Rationale: empirical evidence suggests autocorrelation in sequential arrival data, making the most recent actual arrivals a strong predictor.
By incorporating these nine feature variables, we aim to comprehensively account for the temporal dimension (i.e., sequential appointment periods), exogenous factors (e.g., weather, traffic), and historical patterns (previous periods’ appointments, no-shows, and arrivals), and their inclusion is anticipated to improve the accuracy of the model.
4.2. Data Collection and Processing
4.2.1. Data Collection
The historical data of relevant influencing factors from 20 January to 11 February, March 1 to 20 March 2023, and 1 April to 30 June 2024, at a container terminal in Tianjin Port, China, are collected to constitute the raw datasets of feature variables X and target variable Y which are then input into the prediction model. We name the former dataset as Data A and the latter dataset as Data B. Data A consists of 504 samples collected over a period of 42 days, while Data B consists of 1092 samples collected over a period of 91 days.

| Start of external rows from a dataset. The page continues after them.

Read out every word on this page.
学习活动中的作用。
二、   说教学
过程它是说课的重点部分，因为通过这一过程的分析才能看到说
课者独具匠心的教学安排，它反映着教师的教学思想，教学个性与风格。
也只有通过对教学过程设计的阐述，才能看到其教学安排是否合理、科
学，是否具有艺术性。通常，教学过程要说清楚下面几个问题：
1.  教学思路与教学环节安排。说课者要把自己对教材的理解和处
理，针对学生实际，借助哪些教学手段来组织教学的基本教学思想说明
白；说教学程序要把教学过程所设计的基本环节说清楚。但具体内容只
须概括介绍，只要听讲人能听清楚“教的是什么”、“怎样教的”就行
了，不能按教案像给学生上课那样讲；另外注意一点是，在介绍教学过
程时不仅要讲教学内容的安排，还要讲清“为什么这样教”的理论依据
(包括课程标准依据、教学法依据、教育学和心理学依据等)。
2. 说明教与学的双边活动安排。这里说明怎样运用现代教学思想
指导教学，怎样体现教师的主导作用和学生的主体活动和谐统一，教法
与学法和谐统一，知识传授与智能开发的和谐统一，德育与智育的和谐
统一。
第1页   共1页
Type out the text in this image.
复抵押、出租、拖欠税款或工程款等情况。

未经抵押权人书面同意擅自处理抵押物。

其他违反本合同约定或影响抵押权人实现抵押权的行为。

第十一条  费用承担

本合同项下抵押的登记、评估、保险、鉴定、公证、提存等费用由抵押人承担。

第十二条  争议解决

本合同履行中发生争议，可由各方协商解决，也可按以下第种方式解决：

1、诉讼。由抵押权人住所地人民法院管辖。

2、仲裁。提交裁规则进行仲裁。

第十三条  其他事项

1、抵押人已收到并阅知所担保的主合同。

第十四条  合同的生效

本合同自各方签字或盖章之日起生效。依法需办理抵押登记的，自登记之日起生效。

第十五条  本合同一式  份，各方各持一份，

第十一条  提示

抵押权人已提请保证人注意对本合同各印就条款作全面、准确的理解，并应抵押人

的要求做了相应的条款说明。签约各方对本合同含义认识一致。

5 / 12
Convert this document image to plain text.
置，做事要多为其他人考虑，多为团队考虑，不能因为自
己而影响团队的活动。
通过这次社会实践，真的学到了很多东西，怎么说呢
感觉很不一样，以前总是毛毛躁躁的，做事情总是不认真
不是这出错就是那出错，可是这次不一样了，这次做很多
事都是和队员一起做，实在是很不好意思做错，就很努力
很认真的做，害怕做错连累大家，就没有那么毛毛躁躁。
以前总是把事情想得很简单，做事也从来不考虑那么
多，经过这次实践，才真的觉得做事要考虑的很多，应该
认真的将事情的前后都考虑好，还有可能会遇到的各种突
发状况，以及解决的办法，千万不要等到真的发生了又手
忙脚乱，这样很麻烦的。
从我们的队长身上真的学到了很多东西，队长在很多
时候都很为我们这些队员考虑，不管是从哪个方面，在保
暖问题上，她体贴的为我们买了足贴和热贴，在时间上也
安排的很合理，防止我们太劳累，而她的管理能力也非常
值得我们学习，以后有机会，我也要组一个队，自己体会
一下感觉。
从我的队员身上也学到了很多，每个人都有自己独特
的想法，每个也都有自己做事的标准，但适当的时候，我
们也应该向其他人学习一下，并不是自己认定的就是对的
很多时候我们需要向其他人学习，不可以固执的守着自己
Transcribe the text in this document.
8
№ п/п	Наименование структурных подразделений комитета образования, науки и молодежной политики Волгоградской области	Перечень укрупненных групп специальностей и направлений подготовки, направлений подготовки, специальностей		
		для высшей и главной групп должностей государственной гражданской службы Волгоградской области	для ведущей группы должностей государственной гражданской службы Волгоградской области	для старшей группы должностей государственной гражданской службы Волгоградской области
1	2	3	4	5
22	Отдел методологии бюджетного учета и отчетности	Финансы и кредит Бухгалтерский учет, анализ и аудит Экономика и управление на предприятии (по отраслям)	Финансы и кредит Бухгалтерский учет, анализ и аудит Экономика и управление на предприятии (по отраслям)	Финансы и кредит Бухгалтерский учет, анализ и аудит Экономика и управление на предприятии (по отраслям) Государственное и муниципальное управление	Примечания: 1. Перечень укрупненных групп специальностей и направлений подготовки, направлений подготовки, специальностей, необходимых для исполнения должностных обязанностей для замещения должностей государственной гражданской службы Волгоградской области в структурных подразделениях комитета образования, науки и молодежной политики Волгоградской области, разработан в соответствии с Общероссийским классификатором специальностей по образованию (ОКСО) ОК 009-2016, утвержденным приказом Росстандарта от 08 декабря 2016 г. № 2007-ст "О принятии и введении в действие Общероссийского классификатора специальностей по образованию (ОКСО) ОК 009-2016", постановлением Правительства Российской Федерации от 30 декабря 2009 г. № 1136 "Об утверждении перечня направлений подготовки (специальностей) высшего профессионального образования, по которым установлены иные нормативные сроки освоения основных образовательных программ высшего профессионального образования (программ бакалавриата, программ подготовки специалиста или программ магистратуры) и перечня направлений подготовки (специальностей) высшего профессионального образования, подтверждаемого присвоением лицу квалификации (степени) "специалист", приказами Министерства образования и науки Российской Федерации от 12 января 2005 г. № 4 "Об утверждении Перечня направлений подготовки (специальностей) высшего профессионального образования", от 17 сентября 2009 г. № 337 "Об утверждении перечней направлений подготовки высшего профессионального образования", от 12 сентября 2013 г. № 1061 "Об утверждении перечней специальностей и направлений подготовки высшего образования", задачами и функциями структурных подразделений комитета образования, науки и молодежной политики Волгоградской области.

The data of truck arrivals, indexed by container identity (ID), are collected from the TOS. TOS refers to the software system used to manage and coordinate operations within a terminal. It handles tasks such as resource allocation, scheduling, and tracking of cargo, vehicles, and personnel to ensure efficient terminal operations. For each container, gate-in time, appointment start time, appointment end time, as well as delivery truck ID, etc., are recorded in the system. According to the above information, truck appointments, truck no-shows, and actual truck arrivals for each appointment period can be counted. In addition, this paper obtains relevant weather information and the traffic congestion coefficient for each appointment period drawn from a weather website and Baidu Maps’ big data platform, respectively.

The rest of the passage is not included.